Pengertian Syariah Card dan Perbedaannya dengan Kartu Kredit
Jika dilihat dari skema mekanisme transaksi antara kartu kredit konvensional
dengan kartu kredit syariah, terdapat beberapa perbedaan antara keduanya. Perbedaan yang pertama dari segi akad, syariah card menggunakan 3 akad yaitu kafalah, ijarah,
qard. Perbedaan yang kedua adalah tidak adanya sistem bunga pada kartu kredit syariah. Penggunannya seperti kartu kredit tetapi tidak terdapat pembayaran
minimum, jadi ketika jatuh tempo tagihan harus dibayar seluruhnya. Selain dua hal tersebut diatas, perbedaan antara kartu kredit syariah dan kartu
kredit konvensional dapat terlihat pada sistem kontrol kartu kredit tersebut.

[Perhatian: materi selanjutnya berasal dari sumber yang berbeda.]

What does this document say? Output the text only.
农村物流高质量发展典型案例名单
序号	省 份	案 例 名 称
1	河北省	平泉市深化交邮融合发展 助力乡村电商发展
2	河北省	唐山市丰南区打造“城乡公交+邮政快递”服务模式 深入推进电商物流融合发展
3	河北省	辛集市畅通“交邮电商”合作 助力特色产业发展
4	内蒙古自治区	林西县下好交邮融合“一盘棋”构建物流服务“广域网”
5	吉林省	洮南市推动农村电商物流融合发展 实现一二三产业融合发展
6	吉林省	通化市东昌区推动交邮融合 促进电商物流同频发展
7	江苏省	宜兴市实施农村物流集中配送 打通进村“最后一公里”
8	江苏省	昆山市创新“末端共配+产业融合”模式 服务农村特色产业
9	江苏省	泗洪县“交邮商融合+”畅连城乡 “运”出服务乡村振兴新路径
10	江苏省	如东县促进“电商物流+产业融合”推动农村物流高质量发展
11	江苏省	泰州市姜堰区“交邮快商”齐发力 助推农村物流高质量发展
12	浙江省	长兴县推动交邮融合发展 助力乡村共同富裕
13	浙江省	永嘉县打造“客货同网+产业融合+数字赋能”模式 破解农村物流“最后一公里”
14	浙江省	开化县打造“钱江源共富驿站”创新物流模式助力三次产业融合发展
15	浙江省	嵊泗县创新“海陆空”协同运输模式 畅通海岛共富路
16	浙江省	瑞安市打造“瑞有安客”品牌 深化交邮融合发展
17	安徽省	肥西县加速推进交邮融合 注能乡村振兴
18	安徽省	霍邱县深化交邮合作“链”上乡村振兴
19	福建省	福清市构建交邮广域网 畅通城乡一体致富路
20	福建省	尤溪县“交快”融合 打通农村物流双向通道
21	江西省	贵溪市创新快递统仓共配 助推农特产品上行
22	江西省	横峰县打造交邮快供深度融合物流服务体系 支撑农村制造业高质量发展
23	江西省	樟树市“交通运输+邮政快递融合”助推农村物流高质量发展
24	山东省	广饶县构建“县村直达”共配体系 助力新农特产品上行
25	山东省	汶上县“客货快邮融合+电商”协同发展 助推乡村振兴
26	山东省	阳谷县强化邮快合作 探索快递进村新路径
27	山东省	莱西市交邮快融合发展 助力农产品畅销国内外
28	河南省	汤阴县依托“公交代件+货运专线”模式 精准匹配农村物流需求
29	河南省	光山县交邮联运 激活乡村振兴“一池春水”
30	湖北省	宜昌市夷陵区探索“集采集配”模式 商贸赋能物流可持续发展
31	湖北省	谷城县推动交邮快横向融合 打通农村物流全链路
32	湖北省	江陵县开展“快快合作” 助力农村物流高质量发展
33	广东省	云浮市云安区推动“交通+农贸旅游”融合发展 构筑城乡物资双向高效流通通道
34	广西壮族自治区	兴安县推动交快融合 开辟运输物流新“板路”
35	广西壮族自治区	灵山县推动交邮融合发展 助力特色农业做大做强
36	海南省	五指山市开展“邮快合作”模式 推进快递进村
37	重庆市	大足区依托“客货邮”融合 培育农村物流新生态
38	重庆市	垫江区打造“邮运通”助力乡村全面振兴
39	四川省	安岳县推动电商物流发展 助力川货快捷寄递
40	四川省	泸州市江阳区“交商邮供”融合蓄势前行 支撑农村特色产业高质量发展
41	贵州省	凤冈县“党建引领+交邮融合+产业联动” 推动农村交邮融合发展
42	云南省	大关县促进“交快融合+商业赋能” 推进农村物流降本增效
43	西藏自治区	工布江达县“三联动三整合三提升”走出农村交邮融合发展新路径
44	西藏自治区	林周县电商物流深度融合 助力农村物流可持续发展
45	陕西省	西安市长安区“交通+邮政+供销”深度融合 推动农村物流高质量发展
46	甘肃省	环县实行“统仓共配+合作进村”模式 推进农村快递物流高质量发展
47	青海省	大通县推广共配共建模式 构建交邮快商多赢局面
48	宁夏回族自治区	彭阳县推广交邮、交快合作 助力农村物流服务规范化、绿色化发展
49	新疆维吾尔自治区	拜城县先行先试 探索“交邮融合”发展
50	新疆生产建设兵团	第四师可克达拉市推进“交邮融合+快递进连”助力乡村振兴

Sistem kontrol kartu kredit konvensional adalah sebagai berikut :
1. Sistem kontrol bank terhadap nasabah kartu kredit. a. Sistem kartu yang dicabut oleh bank maka secepatnya nasabah kartu
kredit mengembalikan kartu dan melunasi kewajibannya. b. Jika terdapat perubahan alamat atau data maka nasabah kartu kredit segera
memberitahukan. 2. Sistem kontrol bank terhadap merchant.
a. Bank berhak melakukan penolakan pembayaran untuk merchant atas transaksi yang dilakukan nasabah.
b. Bank tidak bertanggung jawab atas segala transaksi yang dilakukan antara merchant dengan nasabah kartu kredit tentang kualitas suatu barang.
3. Sistem kontrol bank terhadap bank dan nasabah kartu kredit. a. Pihak penerima pembayaran kartu kredit dapat menolak untuk menerima
pembayaran dengan kartu kredit dari seseorang pemegang kartu kredit atas
pembelian suatu barang, apabila pihak penerima kartu kredit merasakan adanya keraguan atas kartu tersebut.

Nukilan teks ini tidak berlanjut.